E essa resposta talvez ensine muito mais sobre educação do que qualquer desfile.
#Sumaré #Educação #LeandroFranceschini #SecretariaDeEducação #Alunos #Professores #DesfileCívico #SeteDeSetembro #Cidadania #LDB #Auge1
Fontes: Constituição Federal, arts. 205 e 206; Lei nº 9.394/1996 — Lei de Diretrizes e Bases da Educação Nacional; Lei nº 15.468/2026; informações recebidas e em processo de apuração pelo Portal Auge1. A Constituição estabelece como finalidade da educação o desenvolvimento da pessoa e sua preparação para a cidadania, enquanto a LDB disciplina princípios educacionais, avaliação e frequência.

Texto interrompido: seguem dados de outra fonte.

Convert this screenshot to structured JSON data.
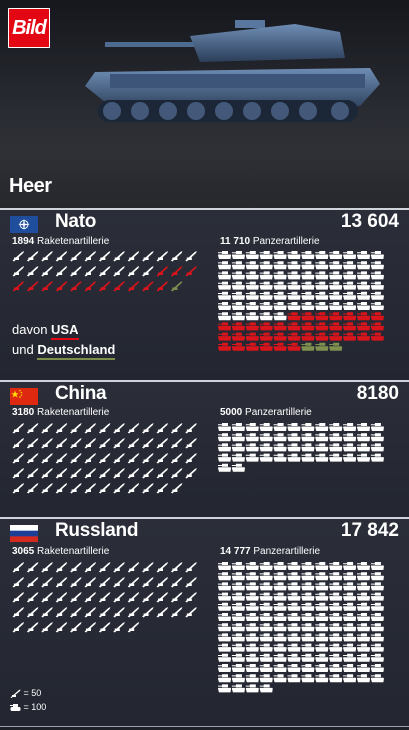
{
  "brand": {
    "logo_text": "Bild"
  },
  "hero": {
    "title": "Heer"
  },
  "colors": {
    "usa": "#d9141b",
    "deutschland": "#7f8f4e",
    "other": "#ffffff",
    "flag_nato": "#1f4e9c",
    "flag_china": "#de2910",
    "flag_russia_blue": "#1c3f95",
    "flag_russia_red": "#d52b1e"
  },
  "icons": {
    "rocket": "rocket-artillery-icon",
    "tank": "tank-icon"
  },
  "legend": {
    "rocket_text": "= 50",
    "tank_text": "= 100"
  },
  "nato_breakdown": {
    "davon": "davon",
    "usa": "USA",
    "und": "und",
    "deutschland": "Deutschland"
  },
  "chart_data": [
    {
      "type": "pictogram",
      "title": "Nato",
      "total": "13 604",
      "flag_icon": "nato-flag-icon",
      "rocket": {
        "count_text": "1894",
        "label": "Raketenartillerie",
        "icons_total": 38,
        "icons_usa": 14,
        "icons_deutschland": 1
      },
      "tank": {
        "count_text": "11 710",
        "label": "Panzerartillerie",
        "icons_total": 117,
        "icons_usa": 37,
        "icons_deutschland": 3
      }
    },
    {
      "type": "pictogram",
      "title": "China",
      "total": "8180",
      "flag_icon": "china-flag-icon",
      "rocket": {
        "count_text": "3180",
        "label": "Raketenartillerie",
        "icons_total": 64,
        "icons_usa": 0,
        "icons_deutschland": 0
      },
      "tank": {
        "count_text": "5000",
        "label": "Panzerartillerie",
        "icons_total": 50,
        "icons_usa": 0,
        "icons_deutschland": 0
      }
    },
    {
      "type": "pictogram",
      "title": "Russland",
      "total": "17 842",
      "flag_icon": "russia-flag-icon",
      "rocket": {
        "count_text": "3065",
        "label": "Raketenartillerie",
        "icons_total": 61,
        "icons_usa": 0,
        "icons_deutschland": 0
      },
      "tank": {
        "count_text": "14 777",
        "label": "Panzerartillerie",
        "icons_total": 148,
        "icons_usa": 0,
        "icons_deutschland": 0
      }
    }
  ]
}
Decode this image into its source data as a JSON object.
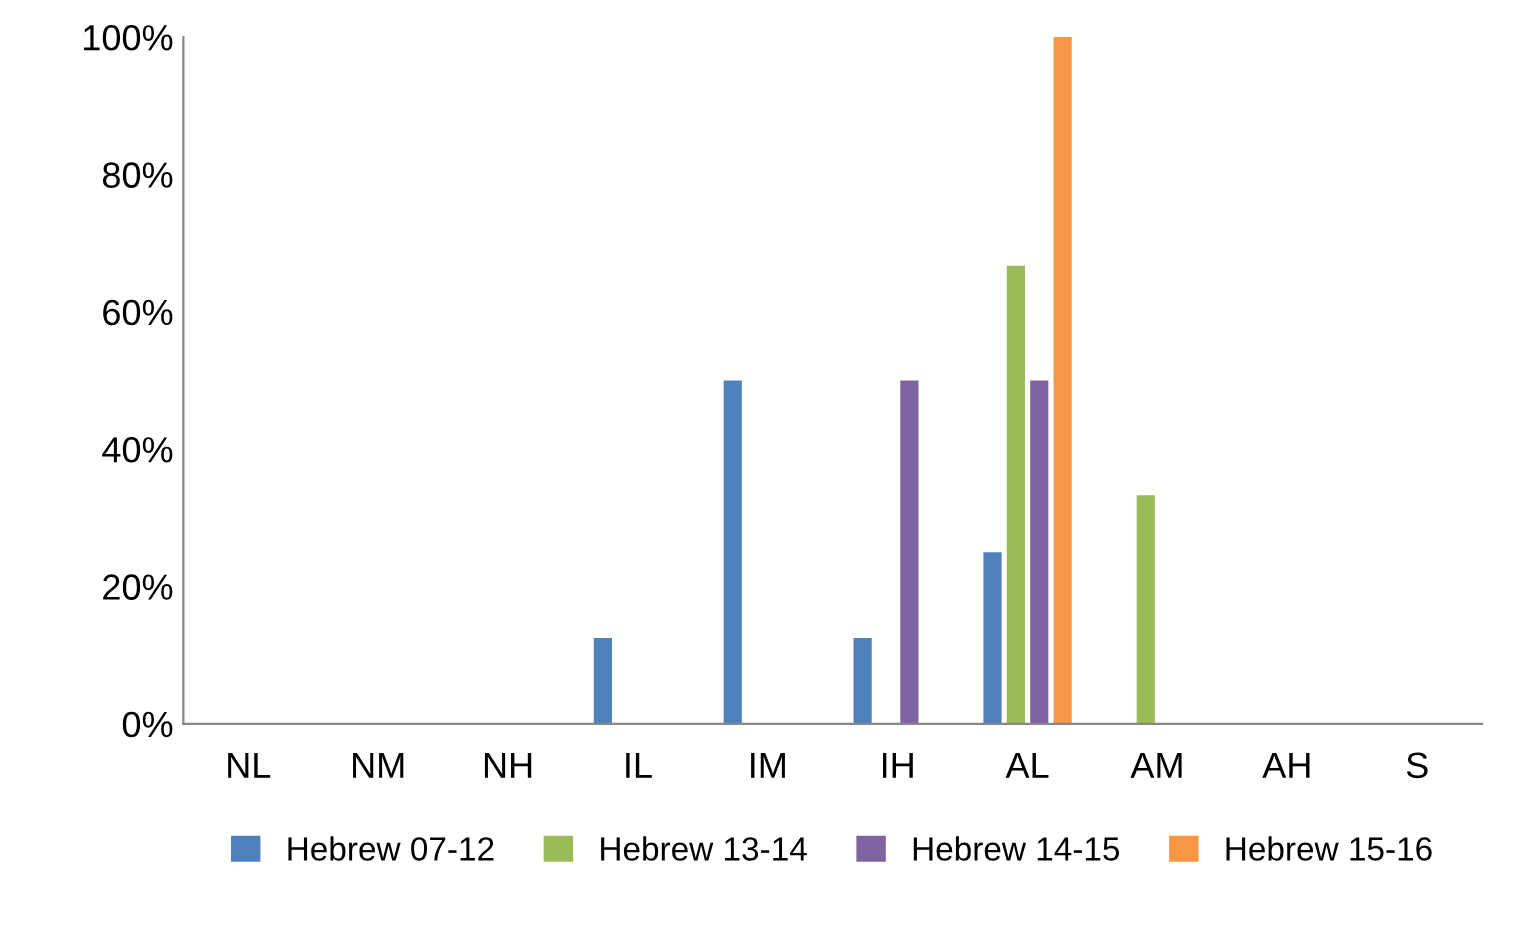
{
  "chart_data": {
    "type": "bar",
    "categories": [
      "NL",
      "NM",
      "NH",
      "IL",
      "IM",
      "IH",
      "AL",
      "AM",
      "AH",
      "S"
    ],
    "series": [
      {
        "name": "Hebrew 07-12",
        "color": "#4f81bd",
        "values": [
          0,
          0,
          0,
          12.5,
          50,
          12.5,
          25,
          0,
          0,
          0
        ]
      },
      {
        "name": "Hebrew 13-14",
        "color": "#9bbb59",
        "values": [
          0,
          0,
          0,
          0,
          0,
          0,
          66.7,
          33.3,
          0,
          0
        ]
      },
      {
        "name": "Hebrew 14-15",
        "color": "#8064a2",
        "values": [
          0,
          0,
          0,
          0,
          0,
          50,
          50,
          0,
          0,
          0
        ]
      },
      {
        "name": "Hebrew 15-16",
        "color": "#f79646",
        "values": [
          0,
          0,
          0,
          0,
          0,
          0,
          100,
          0,
          0,
          0
        ]
      }
    ],
    "ylim": [
      0,
      100
    ],
    "yticks": [
      {
        "value": 0,
        "label": "0%"
      },
      {
        "value": 20,
        "label": "20%"
      },
      {
        "value": 40,
        "label": "40%"
      },
      {
        "value": 60,
        "label": "60%"
      },
      {
        "value": 80,
        "label": "80%"
      },
      {
        "value": 100,
        "label": "100%"
      }
    ],
    "grid": false,
    "legend": "bottom"
  }
}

O Portal Auge1 mantém espaço integralmente aberto à Secretaria Municipal de Educação, à Prefeitura de Sumaré e à direção da Escola Municipal Dr. Leandro Franceschini para esclarecer os fatos, informar se houve determinação de quantidade mínima de alunos, explicar os critérios relacionados a nota e frequência e apresentar os atos administrativos e pedagógicos que fundamentam a participação no desfile.
Nota editorial: diante da gravidade das informações, o Auge1 diferencia expressamente os fatos relatados por suas fontes das conclusões jurídicas. A eventual irregularidade administrativa ou educacional dependerá da confirmação documental das condições oferecidas aos estudantes e das normas adotadas pelo Sistema Municipal de Ensino.